Allegan will study waste single-hauler in 2019

By: 
Virginia Ransbottom, Staff Writer

Should the City of Allegan move forward with a study to determine whether a single hauler refuse service would be more economical for residents? That was a question discussed at length by the city council during a pre-session meeting on Monday, Oct. 8.

The answer they came up was to put the study on hold until construction season was over, possibly in February 2019.

City manager Joel Dye explained that one of the goals outlined by city council for the fiscal year July 1, 2018, to June 30, 2019, was to look at what the costs and benefits would be if the city went to a single service provider.

Dye said it was common for municipalities to go to a single service provider to be able to negotiate a cheaper price for residents, save on road infrastructure costs due to lessening multiple heavy truck usage and having a tidy appearance with receptacles picked up only one day a week in each area.

Since setting the goal, licensed service providers in the city went from three to two after Republic Services purchased Chef Container. Arrowaste is the other provider.

Councilman Mike Manning asked to discuss the recycling and garbage issue after hearing from residents who were concerned whether recycling was still be offered in the city.

Charles Tripp explained that the city voted to eliminate the county recycling program because only 20 percent of the residents were using it and the other 80 percent were paying for services they weren’t utilizing.

“We did it to allow folks to pick and choose with their own service provider,” said mayor pro tem Rachel McKenzie.

Traci Perrigo said residents choose to pay extra for an extra recycling receptacle. (See note below)

DPW director Aaron Haskin said he spoke to Republic about how they were handling recycling. While Chef Container offered an easy-to-use yellow recycling bag for recyclables that was placed inside the garbage receptacle, Republic will continue to provide that service for another year but will be requiring a second receptacle for recyclables afterward.

“They said they didn’t like the bags because if they get ripped, the recyclables go in the trash anyway,” Haskin said. “They like two dumpsters.”

Haskin suggested adding to the study, the option of offering recycling weekly, bi-weekly or even monthly. He also said while he owns property in both Valley Township and the City of Allegan, his Valley Township single refuse service bill is one-third the cost it is the city.

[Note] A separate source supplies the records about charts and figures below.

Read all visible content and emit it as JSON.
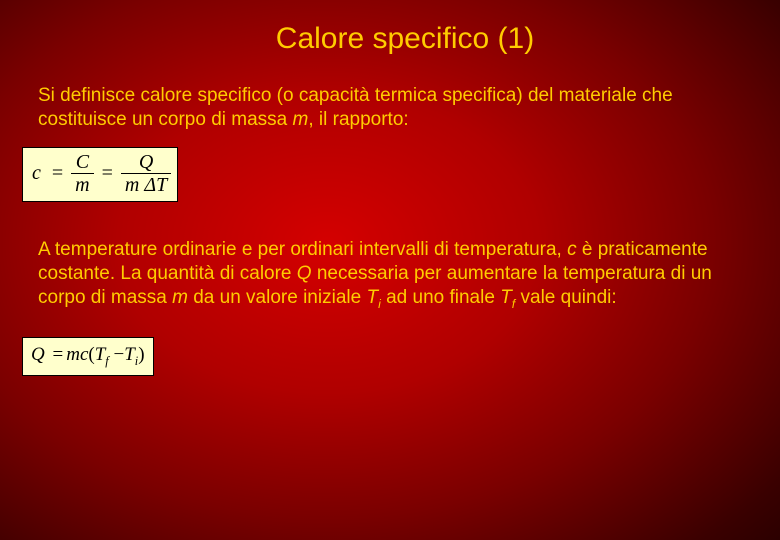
{
  "slide": {
    "title": "Calore specifico (1)",
    "background": {
      "gradient_center": "#d40000",
      "gradient_mid": "#7a0000",
      "gradient_edge": "#150000"
    },
    "text_color": "#ffcc00",
    "title_fontsize": 30,
    "body_fontsize": 19,
    "font_family": "Verdana",
    "para1": {
      "t1": "Si definisce calore specifico (o capacità termica specifica) del materiale che costituisce un corpo di massa ",
      "m": "m",
      "t2": ", il rapporto:"
    },
    "eq1": {
      "box_bg": "#ffffcc",
      "box_border": "#000000",
      "text_color": "#000000",
      "lhs": "c",
      "eq": "=",
      "frac1_num": "C",
      "frac1_den": "m",
      "frac2_num": "Q",
      "frac2_den_m": "m",
      "frac2_den_dT": "ΔT"
    },
    "para2": {
      "t1": "A temperature ordinarie e per ordinari intervalli di temperatura, ",
      "c": "c",
      "t2": " è praticamente costante. La quantità di calore ",
      "Q": "Q",
      "t3": "  necessaria per aumentare la temperatura di un corpo di massa ",
      "m": "m",
      "t4": "  da un valore iniziale ",
      "Ti_T": "T",
      "Ti_i": "i",
      "t5": "  ad uno finale ",
      "Tf_T": "T",
      "Tf_f": "f",
      "t6": " vale quindi:"
    },
    "eq2": {
      "box_bg": "#ffffcc",
      "box_border": "#000000",
      "text_color": "#000000",
      "Q": "Q",
      "eq": "=",
      "m": "m",
      "c": "c",
      "lpar": "(",
      "Tf_T": "T",
      "Tf_f": "f",
      "minus": "−",
      "Ti_T": "T",
      "Ti_i": "i",
      "rpar": ")"
    }
  }
}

Dye said he’d also like the study to include a choice of receptacle sizes since 90-gallons is a bit large for many residences. He would also recommend direct billing from the provider instead of adding it to utility bills.

Nancy Ingalsbee said in the 15 years she has lived here she has changed her service three times because of escalating costs.

“You would have to prove to me that it would be cheaper because I’m on a fixed income and don’t want to get stuck,” she said.

Ingalsbee also asked that preference be given to a local provider who knows the area.

Patrick Morgan said he was initially against going to a single hauler because he liked the competition to get his business; however, with the competition merging, it’s basically becoming one service anyway, except without a negotiated contract. He asked what the process would be.

Dye said currently it’s not hard to get a license to provide services in the city.

“It’s basically a one page form but if we went to a single hauler system we would have to rewrite the ordinance to include the bidding process and contracts, which are usually at least five years,” he said.

City staff will look at what rates other cities or townships are paying by going to a single service provider. Along with affordability, they will look at what providers could offer for user-friendly, city-wide recycling service.

But first, a new city hall will be renovated.

 

**(Editor's note: A clarification has been made to this story in Traci Perrigo's comment, changed from saying residents must pay for an extra recycling receptacle to residents choosing to pay for the receptacles.